The Exceedingly Strange

*cracks knuckles*

This is where this deep dive approaches hardcore nerd stat levels, assuming I haven’t already breached that threshold.

We need to talk about Correa’s pull percentage. He is pulling the ball a lot. His career pull percentage is 33%. In 2020? It’s nearly 48%. Now, modern baseball wisdom says that pulling the ball more is generally a good thing. It usually unlocks more power for players and increases their output. That could not be further from the case here.

To begin, using a handful of metrics, we’re going to look at Correa’s data on all pulled batted balls and compare and contrast his numbers from 2015-2018, 2019 and 2020.


  • Launch angle: 0.8 (yikes)
  • Average distance: 132 feet
  • Average exit velo: 90.5 mph
  • wOBA: .487
  • xwOBA: .453


  • Launch angle: 5.9
  • Average distance: 151 feet
  • Average exit velo: 88.7 mph
  • wOBA: .492 (league avg. for right-handed batters: .456)
  • xwOBA: .465 (league avg. for right-handed batters: .421)


  • Launch angle: 5.6
  • Average distance: 121 feet
  • Average exit velo: 89.8 mph
  • wOBA: .393 (league avg. for right-handed batters: .444)
  • xwOBA: .467 (league avg. for right-handed batters: .433)

You’re probably thinking that this is irrelevant since Correa’s xwOBAs are all similar and his 2020 wOBA is obviously low and should be higher. Well, you might be right. Before passing judgment, however, consider this data detailing Correa’s numbers on pulled hard hit batted balls:


  • Launch angle: 9.6
  • Average distance: 195 feet
  • Average exit velo: 103.6 mph
  • wOBA: .855
  • xwOBA: .762


  • Launch angle: 12.3
  • Average distance: 223 feet
  • Average exit velo: 104.7 mph
  • wOBA: 1.045 (league avg. for right-handed batters: .788)
  • xwOBA: .830 (league avg. for right-handed batters: .706)


  • Launch angle: 10.5
  • Average distance: 174 feet
  • Average exit velo: 101.6 mph
  • wOBA: .621 (league avg. for right-handed batters: .759)
  • xwOBA: .651 (league avg. for right-handed batters: .696)

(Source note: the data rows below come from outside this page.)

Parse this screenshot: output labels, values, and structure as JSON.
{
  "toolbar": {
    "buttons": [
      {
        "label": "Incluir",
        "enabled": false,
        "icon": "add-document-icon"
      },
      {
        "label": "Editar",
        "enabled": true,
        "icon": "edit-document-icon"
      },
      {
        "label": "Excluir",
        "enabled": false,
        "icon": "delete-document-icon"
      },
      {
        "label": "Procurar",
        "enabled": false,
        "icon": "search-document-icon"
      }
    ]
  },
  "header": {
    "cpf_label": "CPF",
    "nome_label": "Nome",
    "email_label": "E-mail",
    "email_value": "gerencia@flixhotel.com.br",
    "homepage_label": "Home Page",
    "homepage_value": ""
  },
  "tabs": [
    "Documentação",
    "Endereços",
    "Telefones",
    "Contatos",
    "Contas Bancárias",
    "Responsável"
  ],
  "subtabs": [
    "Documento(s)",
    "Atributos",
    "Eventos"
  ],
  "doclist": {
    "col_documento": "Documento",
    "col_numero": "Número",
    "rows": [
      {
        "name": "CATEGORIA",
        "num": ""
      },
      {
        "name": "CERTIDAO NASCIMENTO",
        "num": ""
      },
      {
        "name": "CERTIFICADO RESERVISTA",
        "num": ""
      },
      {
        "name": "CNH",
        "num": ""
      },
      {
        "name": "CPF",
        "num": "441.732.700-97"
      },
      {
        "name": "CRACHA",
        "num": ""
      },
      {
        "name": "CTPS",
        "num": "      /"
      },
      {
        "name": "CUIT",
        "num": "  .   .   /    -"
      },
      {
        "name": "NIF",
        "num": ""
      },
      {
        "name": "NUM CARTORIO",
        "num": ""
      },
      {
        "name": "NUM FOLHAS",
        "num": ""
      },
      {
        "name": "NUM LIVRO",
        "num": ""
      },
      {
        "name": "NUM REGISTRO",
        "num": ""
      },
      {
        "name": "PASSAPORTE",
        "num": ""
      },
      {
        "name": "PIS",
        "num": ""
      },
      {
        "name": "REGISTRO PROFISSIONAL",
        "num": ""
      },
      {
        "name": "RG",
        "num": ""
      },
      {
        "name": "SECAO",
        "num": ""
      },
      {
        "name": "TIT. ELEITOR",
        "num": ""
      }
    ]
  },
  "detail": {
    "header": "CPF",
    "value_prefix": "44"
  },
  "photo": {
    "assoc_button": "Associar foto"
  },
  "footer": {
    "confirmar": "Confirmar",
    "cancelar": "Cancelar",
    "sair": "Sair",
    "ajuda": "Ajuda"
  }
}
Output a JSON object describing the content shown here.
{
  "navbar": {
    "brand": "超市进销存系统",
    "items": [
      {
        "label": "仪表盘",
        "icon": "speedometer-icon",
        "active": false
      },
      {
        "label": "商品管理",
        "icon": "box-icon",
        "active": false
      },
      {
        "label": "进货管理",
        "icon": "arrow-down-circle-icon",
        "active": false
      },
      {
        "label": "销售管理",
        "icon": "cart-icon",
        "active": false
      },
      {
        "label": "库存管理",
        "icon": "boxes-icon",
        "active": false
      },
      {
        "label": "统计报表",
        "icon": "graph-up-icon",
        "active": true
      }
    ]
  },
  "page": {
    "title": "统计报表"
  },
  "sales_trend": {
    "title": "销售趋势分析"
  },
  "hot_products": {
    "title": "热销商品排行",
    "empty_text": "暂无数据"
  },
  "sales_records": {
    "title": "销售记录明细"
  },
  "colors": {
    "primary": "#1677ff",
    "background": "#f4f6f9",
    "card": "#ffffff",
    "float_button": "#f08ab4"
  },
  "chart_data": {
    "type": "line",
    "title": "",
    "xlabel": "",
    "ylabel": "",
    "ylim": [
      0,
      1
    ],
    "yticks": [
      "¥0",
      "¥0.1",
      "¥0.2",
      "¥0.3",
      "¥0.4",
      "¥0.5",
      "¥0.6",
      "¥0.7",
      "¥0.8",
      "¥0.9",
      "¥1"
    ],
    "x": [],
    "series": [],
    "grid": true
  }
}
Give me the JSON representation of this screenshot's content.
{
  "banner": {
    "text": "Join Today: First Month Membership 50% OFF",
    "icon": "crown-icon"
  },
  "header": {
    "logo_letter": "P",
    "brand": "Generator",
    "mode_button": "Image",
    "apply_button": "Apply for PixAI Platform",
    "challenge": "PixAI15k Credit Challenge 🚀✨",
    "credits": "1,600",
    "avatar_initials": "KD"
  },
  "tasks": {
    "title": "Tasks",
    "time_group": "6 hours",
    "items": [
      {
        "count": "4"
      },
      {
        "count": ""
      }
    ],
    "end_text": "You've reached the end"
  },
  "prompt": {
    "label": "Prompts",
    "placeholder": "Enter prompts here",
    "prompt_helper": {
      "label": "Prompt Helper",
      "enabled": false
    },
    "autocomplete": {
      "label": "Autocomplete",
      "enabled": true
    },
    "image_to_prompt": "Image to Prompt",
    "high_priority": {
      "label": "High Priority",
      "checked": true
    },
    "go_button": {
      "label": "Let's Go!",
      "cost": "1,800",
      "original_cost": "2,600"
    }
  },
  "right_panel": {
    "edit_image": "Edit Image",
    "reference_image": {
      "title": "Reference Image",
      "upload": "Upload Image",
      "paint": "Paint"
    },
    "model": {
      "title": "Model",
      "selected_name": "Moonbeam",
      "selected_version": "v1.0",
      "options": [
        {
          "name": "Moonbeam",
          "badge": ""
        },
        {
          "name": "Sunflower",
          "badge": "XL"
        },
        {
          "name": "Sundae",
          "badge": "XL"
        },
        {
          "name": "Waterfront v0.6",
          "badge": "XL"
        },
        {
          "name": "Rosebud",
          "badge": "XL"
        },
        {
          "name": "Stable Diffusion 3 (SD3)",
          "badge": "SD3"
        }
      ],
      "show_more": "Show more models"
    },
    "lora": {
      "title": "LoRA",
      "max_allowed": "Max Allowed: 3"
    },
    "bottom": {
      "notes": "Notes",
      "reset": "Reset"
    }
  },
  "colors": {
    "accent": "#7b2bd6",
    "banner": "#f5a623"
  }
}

If there’s a smoking gun here, that’s probably it.

I actually could have taken this another layer deeper by adding the shift to the equation, as teams have shifted 35 times against Correa this year, compared to 19 the prior four seasons combined. However, the data indicates that teams have done Correa a favor by shifting this year, as his numbers against the shift are better than when the shift is not in place. He’s been much more willing to go to all fields when the shift has been on, which is likely why his numbers have been better when it is implemented.


As with the Cristian Javier article, the 2020 season being shortened means the data from this season isn’t going to be terribly proficient from a sample size standpoint. What I’ve written isn’t meant to give an explicit answer one way or the other as to why Correa’s 2020 numbers are the way they are. In any case though, I think what‘s laid out above is pretty fascinating. Correa turns 26 in less than a week, and despite the injuries, I think it’s still reasonable to expect superstar production going forward whenever he’s on the field. He is that talented.